JBS Packerland meatpacking plant in Green Bay, WI
The JBS Packerland meatpacking plant in Green Bay is one of three meat processing facilities in Brown County where outbreaks of COVID-19 have been reported. (Photo by Hannah Slye)

No criticism of working conditions for Brown Co. meatpackers.

Nearly a quarter of the 1,200 employees of JBS USA’s Green Bay meatpacking facility are infected with coronavirus, and an unknown number of additional cases in Brown County are tied back to the plant. 

The Occupational Safety and Health Administration has opened a federal investigation into alleged failures to protect the 255-plus infected workers. 

The company temporarily closed the plant amid intense media scrutiny and criticism from Gov. Tony Evers himself.

Yet the Brown County Health Department, which had the authority to close JBS after early warning signs and chose not to, is pinning the outbreak on the employees, despite a complaint to OSHA that alleges JBS did not provide face coverings for all workers, the company did not ensure six feet of distance between employees, and the company did not tell employees when coworkers had tested positive for coronavirus. 

“It’s a combination of folks maybe showing up to work even though they were sick because they have a really strong work ethic, or, ‘I’m tired of the Safer at Home order; I want to go over and see my grandma,’” said Claire Paprocki, a Brown County public health strategist, in a call with reporters Monday. 

When asked why Brown County residents are allegedly not following social distancing as well as residents in other counties — such as Milwaukee County, a county with about four times the population where the pandemic has been greatly slowed — Paprocki did not provide a clear answer.

“It doesn’t take a wedding of 500 people to spread the virus,” she said. “It just takes one or two.”

The 255 cases confirmed among JBS employees account for about one-third of the county’s 849 infections, and it is not currently clear how many more cases in the community are affecting spouses, children, family and friends of those employees, as well as members of the general public with whom they may have been in contact. As the county’s cases surpassed 500 last week, 189 cases total had been tied to JBS.

Meatpacking employees are disproportionately Latino, but Brown County health officials were not providing adequate non-English materials about social distancing until recently. The county sidestepped that concern and again placed blame on the workers.

“I wouldn’t constitute it as a failure, I don’t think,” Paprocki said. “We have to think about each individual’s responsibility within the community, and that goes for everyone, whether they are Spanish-speaking or Hmong or English (speaking). It’s everyone in Brown County.”

For its part, Paprocki said, the county has increased Spanish messaging since the outbreak at JBS and two other local meat facilities became known. That includes providing Spanish handouts and having a Centers for Disease Control representative do an interview on a local Spanish-speaking radio station, she said. 

“I don’t think it’s a matter of doing things sooner, it’s just a matter of doing things differently,” she said.

She later added, “You can only lead a horse to water. You can’t make a horse drink.”

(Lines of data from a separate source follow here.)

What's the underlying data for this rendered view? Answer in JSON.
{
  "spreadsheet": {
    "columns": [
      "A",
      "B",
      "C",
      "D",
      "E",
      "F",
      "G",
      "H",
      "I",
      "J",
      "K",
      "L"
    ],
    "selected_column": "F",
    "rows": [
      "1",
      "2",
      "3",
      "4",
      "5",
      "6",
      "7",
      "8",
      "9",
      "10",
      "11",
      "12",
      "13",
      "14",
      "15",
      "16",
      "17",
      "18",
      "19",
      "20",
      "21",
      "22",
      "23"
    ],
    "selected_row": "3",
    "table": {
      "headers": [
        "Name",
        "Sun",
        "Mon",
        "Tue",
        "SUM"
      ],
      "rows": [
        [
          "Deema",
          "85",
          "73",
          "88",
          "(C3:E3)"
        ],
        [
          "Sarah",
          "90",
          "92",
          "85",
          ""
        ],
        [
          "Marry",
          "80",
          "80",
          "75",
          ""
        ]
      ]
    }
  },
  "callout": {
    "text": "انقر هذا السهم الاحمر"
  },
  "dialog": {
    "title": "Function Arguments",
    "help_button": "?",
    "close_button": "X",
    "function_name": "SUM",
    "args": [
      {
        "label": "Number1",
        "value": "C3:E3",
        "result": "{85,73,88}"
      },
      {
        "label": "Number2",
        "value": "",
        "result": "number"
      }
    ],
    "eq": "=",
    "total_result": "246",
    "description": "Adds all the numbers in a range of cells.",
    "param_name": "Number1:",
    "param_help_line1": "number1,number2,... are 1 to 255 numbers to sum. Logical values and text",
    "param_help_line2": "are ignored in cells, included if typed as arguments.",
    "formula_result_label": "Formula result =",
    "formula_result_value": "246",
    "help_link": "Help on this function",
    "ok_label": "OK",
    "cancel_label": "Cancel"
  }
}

While the impact is not as severe, the virus has infected numerous workers in two other plants — American Foods Group in Green Bay and Salm Partners in Denmark. Seventeen employees have been infected at Salm Partners, and 130 at American Foods Group, according to the latest figures. The county has no plans to take action there, either, and has apparently not established what it would take to shutter a plant.

“There’s not an exact number (of cases) I can give you, or a pinpoint, or a catalyst,” Paprocki said. “We’re in constant communication with all of our partners daily, hourly, sometimes down to the minute. So, we would continue to evaluate and address situations as they progress.”

JBS spokesman Cameron Bruett said the company initially installed “enhanced safety protocols” in February and said any employees who have tested positive for coronavirus or who have been in close contact are eligible for the company’s short-term disability policy.

He said the company ordered masks on March 19, but did not receive them until April 3. The company then required employees to wear them beginning April 13, he said.

He did not respond to a question asking whether the company felt it had done enough early on to prevent an outbreak. He also did not say what specifically went into the decision to close the plant, nor did a Sunday press release.

“We will continue to fully cooperate with OSHA, Brown County Public Health and other agencies in the interests of public health,” Bruett said.

In a call with reporters on Monday, Dr. Ryan Westergaard, the state’s top epidemiologist, said there is not much cause for concern in consuming meat that originated at these plants. Respiratory infections do not typically spread via food, but it is best to use caution, Westergaard said.